The 2016 Winograd Schema Challenge was run on July 11, 2016 at IJCAI-16. There were four contestants. The first round of the contest was to solve PDPs—pronoun disambiguation problems, adapted from literary sources, not constructed as pairs of sentences. The highest score achieved was 58% correct, by Quan Liu et al, of the University of Science and Technology, China. Hence, by the rules of that challenge, no prizes were awarded, and the challenge did not proceed to the second round.

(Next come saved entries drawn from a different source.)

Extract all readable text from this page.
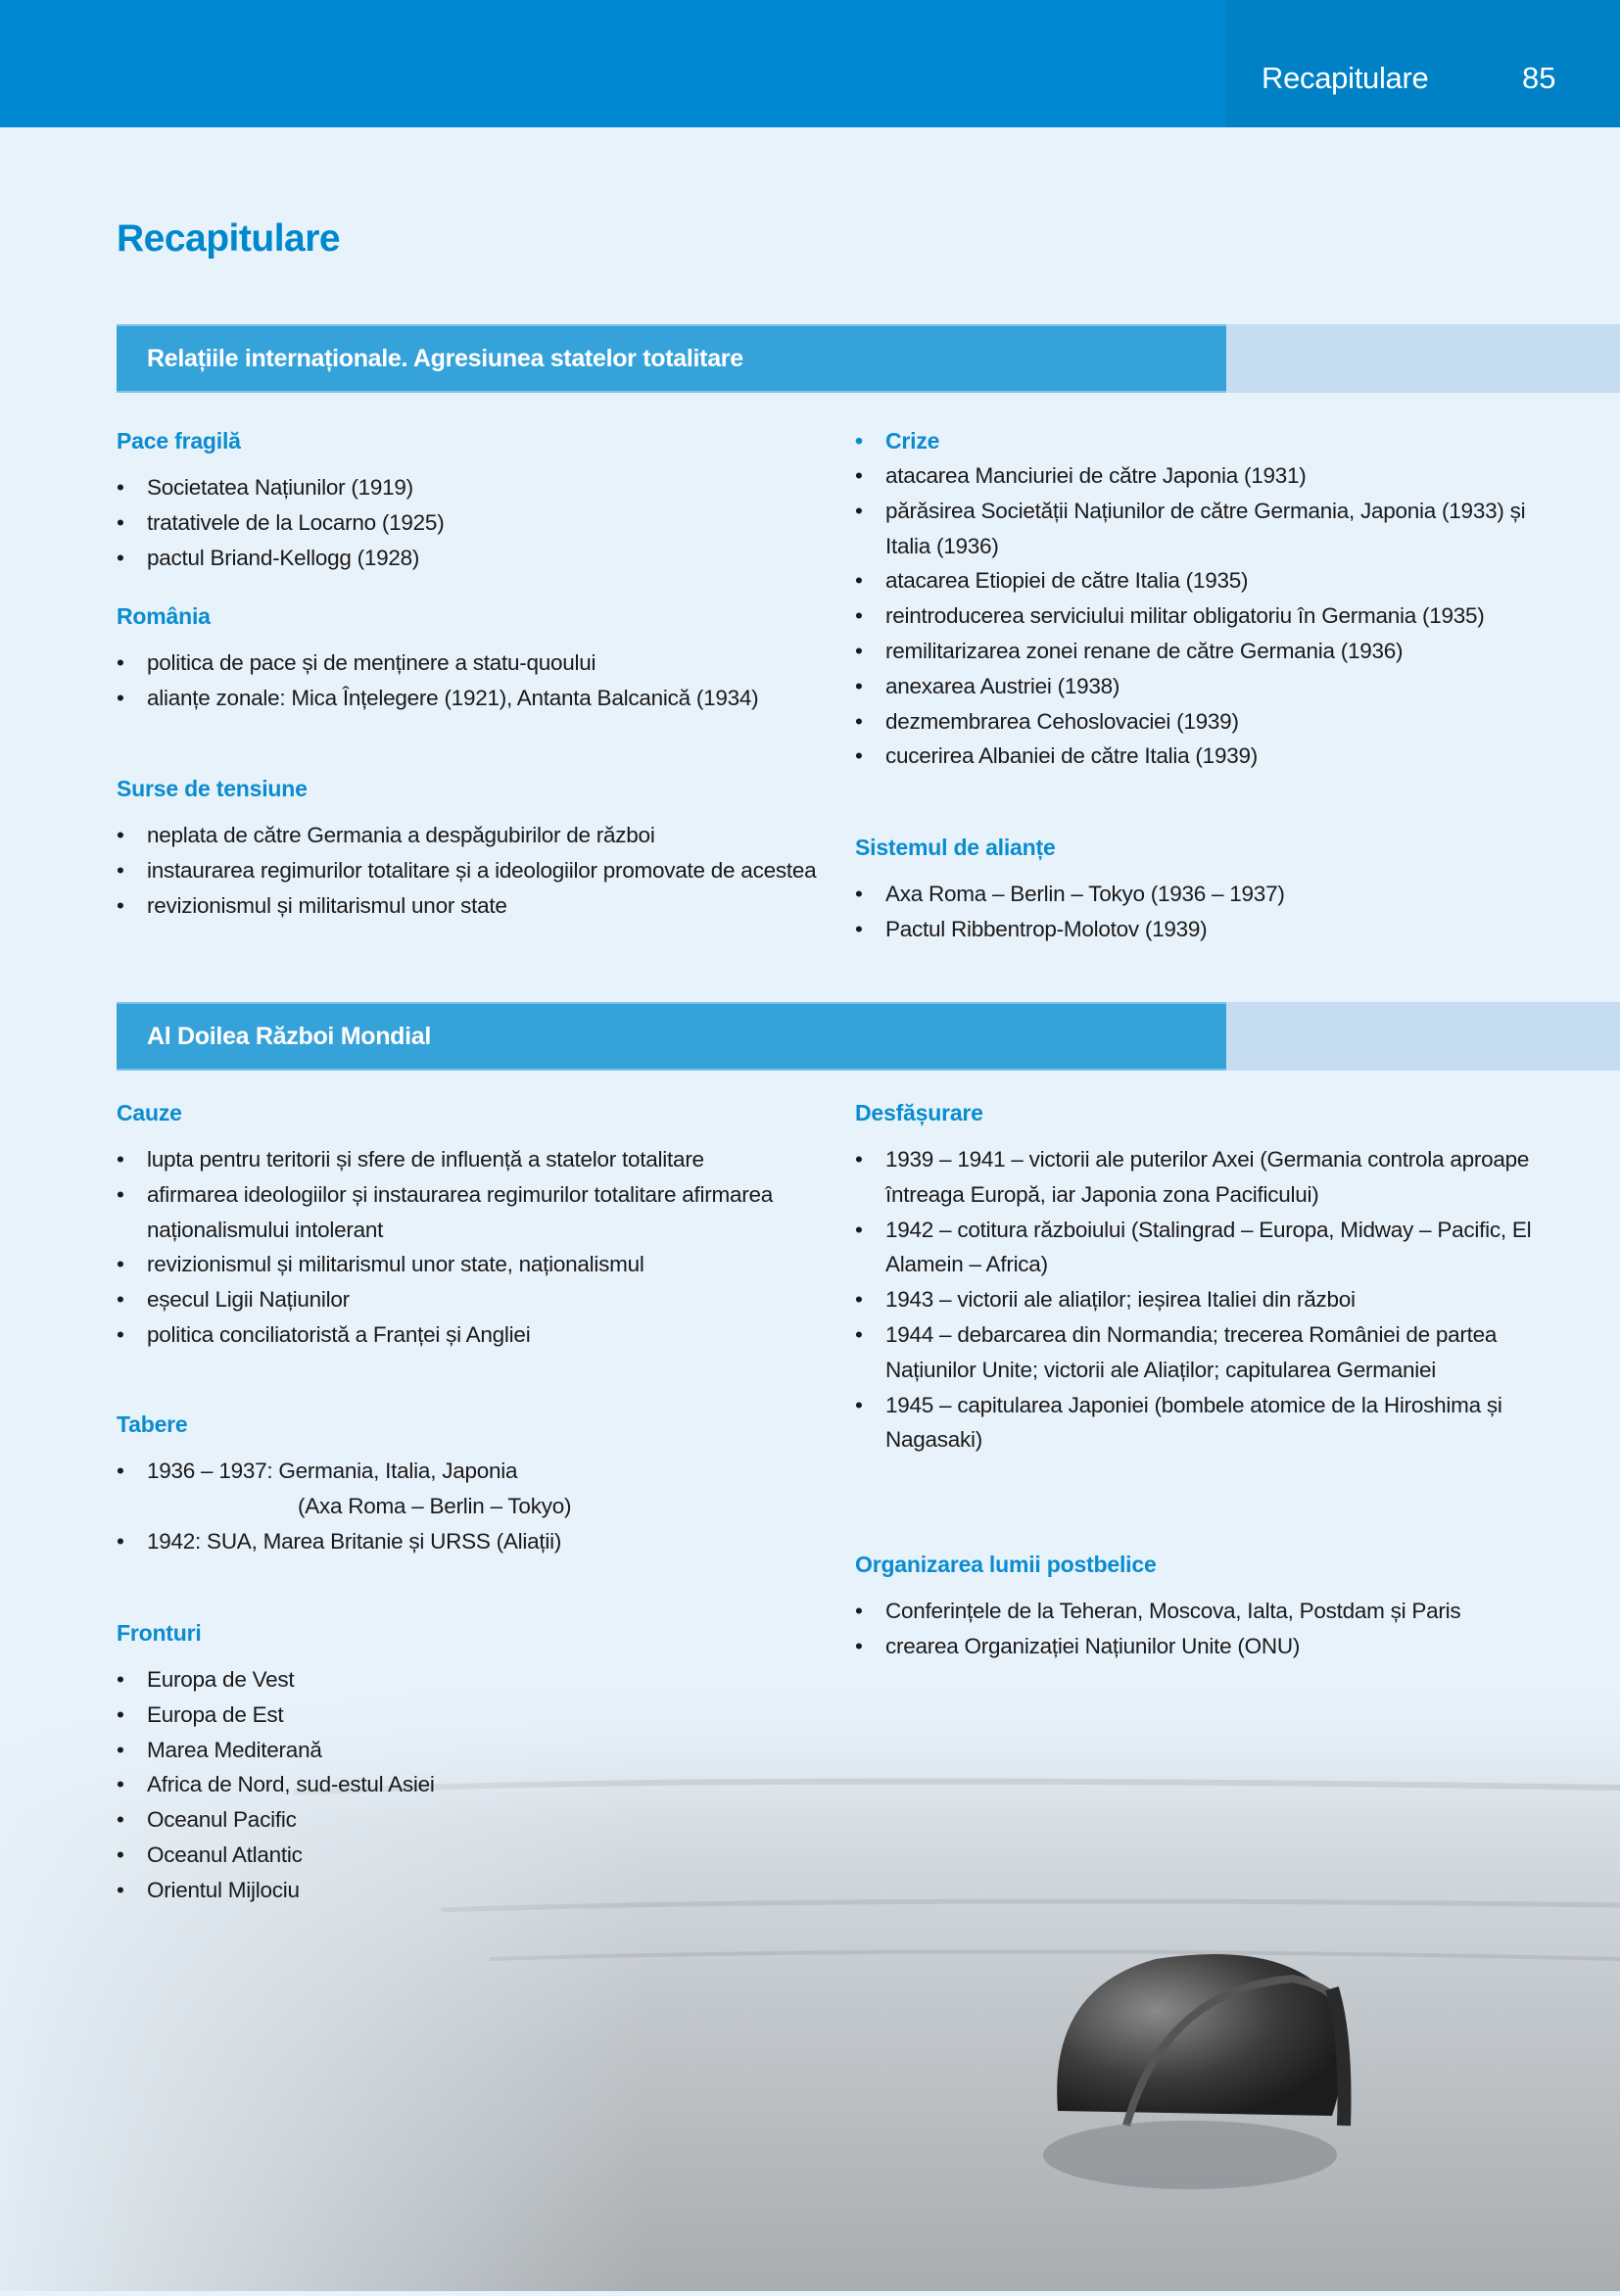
Recapitulare	85
Recapitulare
Relațiile internaționale. Agresiunea statelor totalitare
Pace fragilă
• Societatea Națiunilor (1919)
• tratativele de la Locarno (1925)
• pactul Briand-Kellogg (1928)
România
• politica de pace și de menținere a statu-quoului
• alianțe zonale: Mica Înțelegere (1921), Antanta Balcanică (1934)
Surse de tensiune
• neplata de către Germania a despăgubirilor de război
• instaurarea regimurilor totalitare și a ideologiilor promovate de acestea
• revizionismul și militarismul unor state
• Crize
• atacarea Manciuriei de către Japonia (1931)
• părăsirea Societății Națiunilor de către Germania, Japonia (1933) și Italia (1936)
• atacarea Etiopiei de către Italia (1935)
• reintroducerea serviciului militar obligatoriu în Germania (1935)
• remilitarizarea zonei renane de către Germania (1936)
• anexarea Austriei (1938)
• dezmembrarea Cehoslovaciei (1939)
• cucerirea Albaniei de către Italia (1939)
Sistemul de alianțe
• Axa Roma – Berlin – Tokyo (1936 – 1937)
• Pactul Ribbentrop-Molotov (1939)
Al Doilea Război Mondial
Cauze
• lupta pentru teritorii și sfere de influență a statelor totalitare
• afirmarea ideologiilor și instaurarea regimurilor totalitare afirmarea naționalismului intolerant
• revizionismul și militarismul unor state, naționalismul
• eșecul Ligii Națiunilor
• politica conciliatoristă a Franței și Angliei
Tabere
• 1936 – 1937: Germania, Italia, Japonia
(Axa Roma – Berlin – Tokyo)
• 1942: SUA, Marea Britanie și URSS (Aliații)
Fronturi
• Europa de Vest
• Europa de Est
• Marea Mediterană
• Africa de Nord, sud-estul Asiei
• Oceanul Pacific
• Oceanul Atlantic
• Orientul Mijlociu
Desfășurare
• 1939 – 1941 – victorii ale puterilor Axei (Germania controla aproape întreaga Europă, iar Japonia zona Pacificului)
• 1942 – cotitura războiului (Stalingrad – Europa, Midway – Pacific, El Alamein – Africa)
• 1943 – victorii ale aliaților; ieșirea Italiei din război
• 1944 – debarcarea din Normandia; trecerea României de partea Națiunilor Unite; victorii ale Aliaților; capitularea Germaniei
• 1945 – capitularea Japoniei (bombele atomice de la Hiroshima și Nagasaki)
Organizarea lumii postbelice
• Conferințele de la Teheran, Moscova, Ialta, Postdam și Paris
• crearea Organizației Națiunilor Unite (ONU)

The organizing committee in 2016 was Leora Morgenstern, Ernest Davis, and Charles Ortiz.

In 2017, a neural association model designed for commonsense knowledge acquisition achieved 70% accuracy on 70 manually selected problems from the original 273 Winograd schema dataset. In June 2018, a score of 63.7% accuracy was achieved on the full dataset using an ensemble of recurrent neural network language models, marking the first use of deep neural networks that learn from independent corpora to acquire common sense knowledge. In 2019 a score of 90.1%, was achieved on the original Winograd schema dataset by fine-tuning of the BERT language model with appropriate WSC-like training data to avoid having to learn commonsense reasoning. The general language model GPT-3 achieved a score of 88.3% without specific fine-tuning in 2020.

A more challenging, adversarial "Winogrande" dataset of 44,000 problems was designed in 2019. This dataset consists of fill-in-the-blank style sentences, as opposed to the pronoun format of previous datasets.

A version of the Winograd schema challenge is one part of the GLUE (General Language Understanding Evaluation) benchmark collection of challenges in automated natural-language understanding.